Le syndicat des copropriétaires de l‘immeuble [Adresse 2], représenté par son syndic en fonction justifie d’un motif légitime pour obtenir la mesure d’extension réclamée dès lors qu’est établi un intérêt manifeste à pouvoir opposer à M. [I], M. [V] [K], la société SMA SA en sa qualité d’assureur dommage-ouvrage et la société PROTECHBAT les résultats de l’expertise déjà ordonnée.
Les dépens doivent demeurer à la charge du syndicat des copropriétaires de l‘immeuble [Adresse 2], représenté par son syndic en fonction, la demande étant fondée sur l’article 145 du code de procédure civile.

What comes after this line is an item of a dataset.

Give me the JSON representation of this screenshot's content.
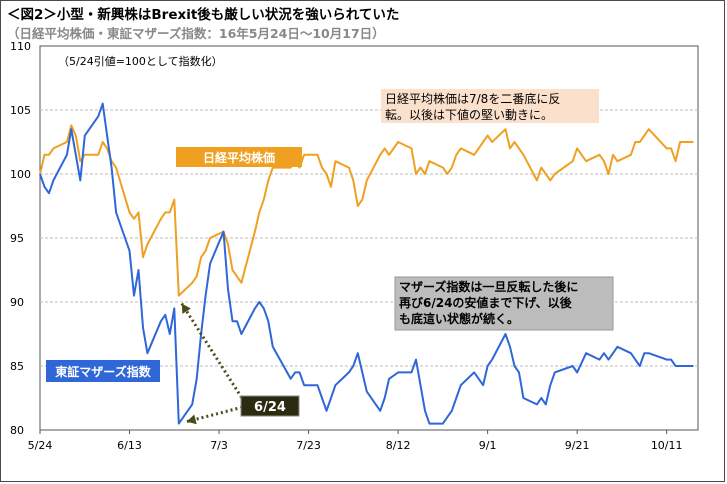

PAR CES MOTIFS, STATUANT PAR ORDONNANCE PRONONCEE PAR MISE A DISPOSITION AU GREFFE, CONTRADICTOIRE ET EN PREMIER RESSORT,
Ordonnons la mise hors de cause de la SMABTP,
Déclarons recevable l’intervention volontaire de la société SMA SA,
Vu l’article 145 du code de procédure civile,
Déclarons communes et opposables à M. [I], M. [V] [K], la société SMA SA en sa qualité d’assureur dommage-ouvrage et la société PROTECHBAT l’ordonnance de référé du tribunal de céans du 19 février 2024 (n° RG 23/3076) ;
Déclarons communes et opposables à M. [I], M. [V] [K], la société SMA SA en sa qualité d’assureur dommage-ouvrage et la société PROTECHBAT les opérations d’expertise confiées à M. [U] [S] ;
Disons que M. [I], M. [V] [K], la société SMA SA en sa qualité d’assureur dommage-ouvrage et la société PROTECHBAT seront appelés aux opérations d’expertise qui leur seront opposables, qu’ils devront répondre aux convocations de l’expert, assister aux opérations d’expertise, communiquer à l’expert tous documents que celui-ci estimera nécessaires à l’accomplissement de sa mission et faire toutes observations qu’ils estimeront utiles ;
Disons que l’expert devra distinguer dans sa note de frais, tout comme dans sa demande de taxe finale, le coût de l’expertise résultant des opérations et diligences accomplies au titre de la mission résultant de l’ordonnance initiale et le coût des mises en cause effectuées par le syndicat des copropriétaires de l‘immeuble [Adresse 2], représenté par son syndic en fonction ;
Laissons les dépens du présent référé à la charge du syndicat des copropriétaires de l‘immeuble [Adresse 2], représenté par son syndic en fonction ;
Rappelons que la présente ordonnance est, de plein droit, exécutoire par provision.